Хотя имя это не очень известно широкой публике, в актерской среде оно звучит, как легенда. Страсберг — синоним метода. А метод ассоциируется с такими представителями голливудской элиты, как режиссер Элиа Казан, актеры Ли Кобб, Марлон Брандо, Джеймс Дин, Шелли Уинтерс, Морин Стейпл- тон, Род Стайгер, Поль Ньюман, Джоанн Вудуорд, Эллен Бёрстин, Дастин Хоффман, Аль Пачино, Роберт де Ниро и др. Все они были учениками, а если не учениками, то последователями Страсберга.
Страсбергу сейчас почти восемьдесят лет. Полжизни он посвятил воспитанию наших лучших киноактеров. Десять лет назад он начал новую жизнь: опять женился, стал отцом двух детей, основал свою драматическую школу, приступил к работе над несколькими книгами и начал сниматься в кино.
«Только не называйте это карьерой, — протестует он. — Я слишком стар для новой карьеры. У меня есть только одна карьера, которой я посвятил всю свою жизнь — изучение механизма талантливой игры. Фильмы — это только забава.

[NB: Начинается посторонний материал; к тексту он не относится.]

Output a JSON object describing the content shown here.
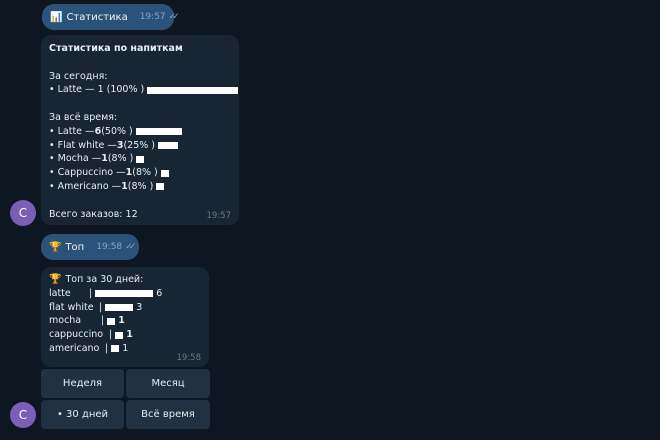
{
  "messages": {
    "cmd_stats": {
      "emoji": "📊",
      "text": "Статистика",
      "time": "19:57"
    },
    "stats": {
      "title": "Статистика по напиткам",
      "today_label": "За сегодня:",
      "today_items": [
        {
          "text": "• Latte — 1 (100% )",
          "share": 1.0
        }
      ],
      "alltime_label": "За всё время:",
      "alltime_items": [
        {
          "name": "• Latte — ",
          "count": "6",
          "pct": " (50% )",
          "share": 0.5
        },
        {
          "name": "• Flat white — ",
          "count": "3",
          "pct": " (25% )",
          "share": 0.25
        },
        {
          "name": "• Mocha — ",
          "count": "1",
          "pct": " (8% )",
          "share": 0.083
        },
        {
          "name": "• Cappuccino — ",
          "count": "1",
          "pct": " (8% )",
          "share": 0.083
        },
        {
          "name": "• Americano — ",
          "count": "1",
          "pct": " (8% )",
          "share": 0.083
        }
      ],
      "total": "Всего заказов: 12",
      "time": "19:57"
    },
    "cmd_top": {
      "emoji": "🏆",
      "text": "Топ",
      "time": "19:58"
    },
    "top": {
      "emoji": "🏆",
      "title": "Топ за 30 дней:",
      "rows": [
        {
          "name": "latte",
          "sep": "|",
          "value": "6",
          "share": 1.0
        },
        {
          "name": "flat white",
          "sep": "|",
          "value": "3",
          "share": 0.5
        },
        {
          "name": "mocha",
          "sep": "|",
          "value": "1",
          "share": 0.167
        },
        {
          "name": "cappuccino",
          "sep": "|",
          "value": "1",
          "share": 0.167
        },
        {
          "name": "americano",
          "sep": "|",
          "value": "1",
          "share": 0.167
        }
      ],
      "time": "19:58"
    }
  },
  "keyboard": {
    "week": "Неделя",
    "month": "Месяц",
    "days30": "• 30 дней",
    "alltime": "Всё время"
  },
  "avatar_letter": "С",
  "colors": {
    "background": "#0e1621",
    "outgoing": "#2b5278",
    "incoming": "#182533",
    "keyboard_button": "#223142",
    "avatar": "#7a5fb4"
  }
}
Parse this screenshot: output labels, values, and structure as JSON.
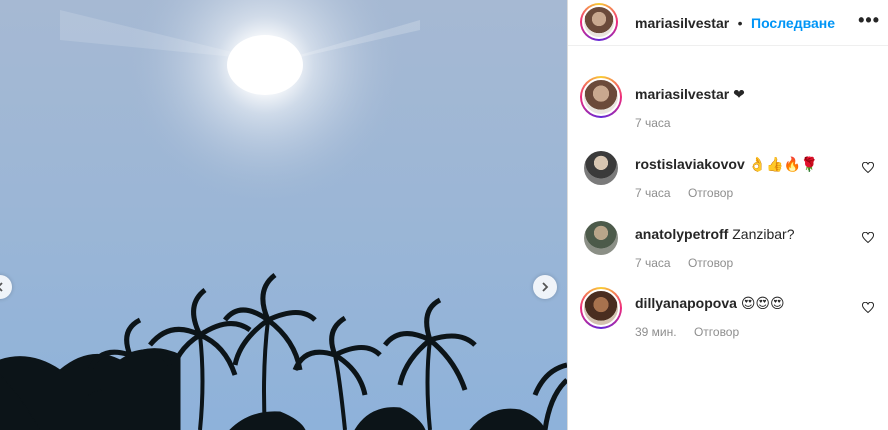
{
  "photo": {
    "prev_icon": "chevron-left-icon",
    "next_icon": "chevron-right-icon"
  },
  "header": {
    "username": "mariasilvestar",
    "separator": "•",
    "follow_label": "Последване",
    "more_icon": "more-options-icon"
  },
  "caption": {
    "username": "mariasilvestar",
    "text": "❤",
    "time": "7 часа"
  },
  "comments": [
    {
      "username": "rostislaviakovov",
      "text": "👌👍🔥🌹",
      "time": "7 часа",
      "reply": "Отговор"
    },
    {
      "username": "anatolypetroff",
      "text": "Zanzibar?",
      "time": "7 часа",
      "reply": "Отговор"
    },
    {
      "username": "dillyanapopova",
      "text": "😍😍😍",
      "time": "39 мин.",
      "reply": "Отговор"
    }
  ],
  "colors": {
    "follow_blue": "#0095f6",
    "meta_gray": "#8e8e8e",
    "sky_top": "#a9bdd6",
    "sky_bottom": "#8fb0d6"
  }
}
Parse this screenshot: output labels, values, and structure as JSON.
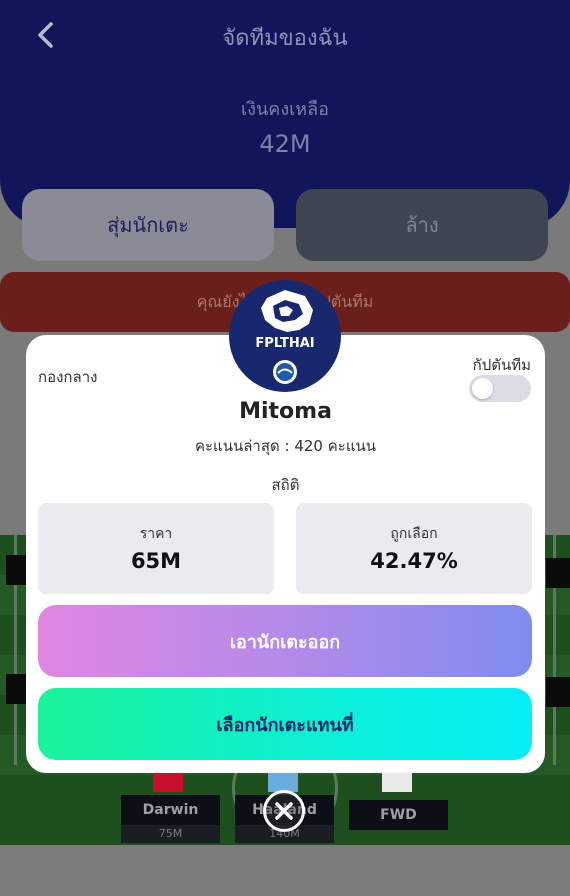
{
  "header": {
    "title": "จัดทีมของฉัน",
    "budget_label": "เงินคงเหลือ",
    "budget_value": "42M"
  },
  "actions": {
    "random_label": "สุ่มนักเตะ",
    "clear_label": "ล้าง"
  },
  "banner": {
    "text": "คุณยังไม่ได้เลือกกัปตันทีม"
  },
  "badge": {
    "text": "FPLTHAI"
  },
  "modal": {
    "position": "กองกลาง",
    "captain_label": "กัปตันทีม",
    "captain_on": false,
    "player_name": "Mitoma",
    "points": "คะแนนล่าสุด : 420 คะแนน",
    "stats_label": "สถิติ",
    "price_label": "ราคา",
    "price_value": "65M",
    "picked_label": "ถูกเลือก",
    "picked_value": "42.47%",
    "remove_label": "เอานักเตะออก",
    "replace_label": "เลือกนักเตะแทนที่"
  },
  "forwards": [
    {
      "name": "Darwin",
      "price": "75M"
    },
    {
      "name": "Haaland",
      "price": "140M"
    },
    {
      "name": "FWD",
      "price": ""
    }
  ],
  "colors": {
    "header_bg": "#11165a",
    "remove_gradient": [
      "#e085e3",
      "#7f8ced"
    ],
    "replace_gradient": [
      "#19f39a",
      "#06eef7"
    ]
  }
}
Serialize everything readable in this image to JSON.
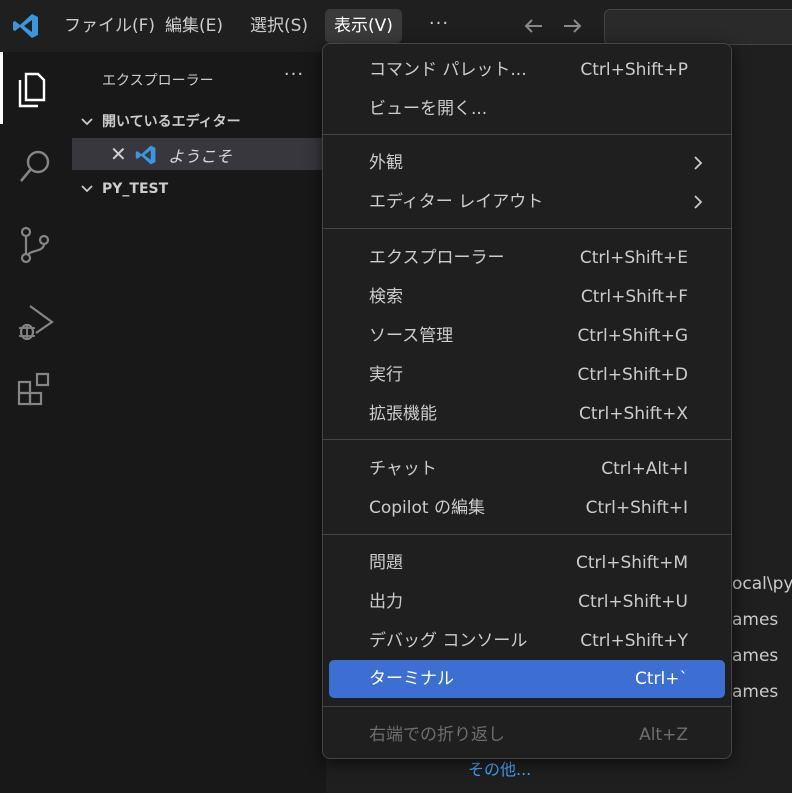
{
  "titlebar": {
    "menus": [
      {
        "label": "ファイル(F)"
      },
      {
        "label": "編集(E)"
      },
      {
        "label": "選択(S)"
      },
      {
        "label": "表示(V)"
      }
    ],
    "more": "···"
  },
  "sidebar": {
    "title": "エクスプローラー",
    "more": "···",
    "open_editors": {
      "header": "開いているエディター",
      "item": "ようこそ",
      "close": "✕"
    },
    "folder": "PY_TEST"
  },
  "editor_bg": {
    "lines": [
      "ocal\\py",
      "ames",
      "ames",
      "ames"
    ],
    "link": "その他..."
  },
  "view_menu": {
    "items": [
      {
        "label": "コマンド パレット...",
        "shortcut": "Ctrl+Shift+P"
      },
      {
        "label": "ビューを開く...",
        "shortcut": ""
      },
      {
        "label": "外観",
        "shortcut": ""
      },
      {
        "label": "エディター レイアウト",
        "shortcut": ""
      },
      {
        "label": "エクスプローラー",
        "shortcut": "Ctrl+Shift+E"
      },
      {
        "label": "検索",
        "shortcut": "Ctrl+Shift+F"
      },
      {
        "label": "ソース管理",
        "shortcut": "Ctrl+Shift+G"
      },
      {
        "label": "実行",
        "shortcut": "Ctrl+Shift+D"
      },
      {
        "label": "拡張機能",
        "shortcut": "Ctrl+Shift+X"
      },
      {
        "label": "チャット",
        "shortcut": "Ctrl+Alt+I"
      },
      {
        "label": "Copilot の編集",
        "shortcut": "Ctrl+Shift+I"
      },
      {
        "label": "問題",
        "shortcut": "Ctrl+Shift+M"
      },
      {
        "label": "出力",
        "shortcut": "Ctrl+Shift+U"
      },
      {
        "label": "デバッグ コンソール",
        "shortcut": "Ctrl+Shift+Y"
      },
      {
        "label": "ターミナル",
        "shortcut": "Ctrl+`"
      },
      {
        "label": "右端での折り返し",
        "shortcut": "Alt+Z"
      }
    ]
  },
  "colors": {
    "accent": "#3c6fd1",
    "vscode_blue": "#3a96dd",
    "link": "#4aa3ff"
  }
}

Все началось с того, что Франсис Форд Коппола предложил ему роль во второй части своего фильма «Крестный отец». Он сыграл эту роль и был представлен к награде Американской академии киноискусства. Его засыпали предложениями, и с тех пор он снимался в пяти фильмах; три из них вышли на экраны совсем недавно: «Променад», «Правосудие» и «Помирать — так с музыкой».
«Время от времени мы часто слышим ошибочное утверждение, что чем меньше актер думает, тем лучше, — вздыхает Страсберг. — Но это относится вообще ко всем. Есть разница между заученными знаниями и способностью разрешать проблемы. Если у актера нет этой способности, то он никогда не станет мастером».
Хотя Страсберг обычно говорит тихо, его голос иногда вдруг оживляется и крепнет. Он охотно отвечает на все вопросы. но все же, каким бы ни был вопрос, ответ как-то сам собой возвращает нас к его любимым темам: о том, что невозможно составить учебник для актеров, что нужен всеамериканский театр и что часто неправильно толкуют его метод.
«Зная, что он философ театральной игры, можно подумать, что с ним трудно работать, — говорит 28-летний писатель и режиссер фильма «Помирать — так с музыкой» Мартин Брест. — Но в действительности, как раз наоборот: он очень мягкий и охотно принимает советы».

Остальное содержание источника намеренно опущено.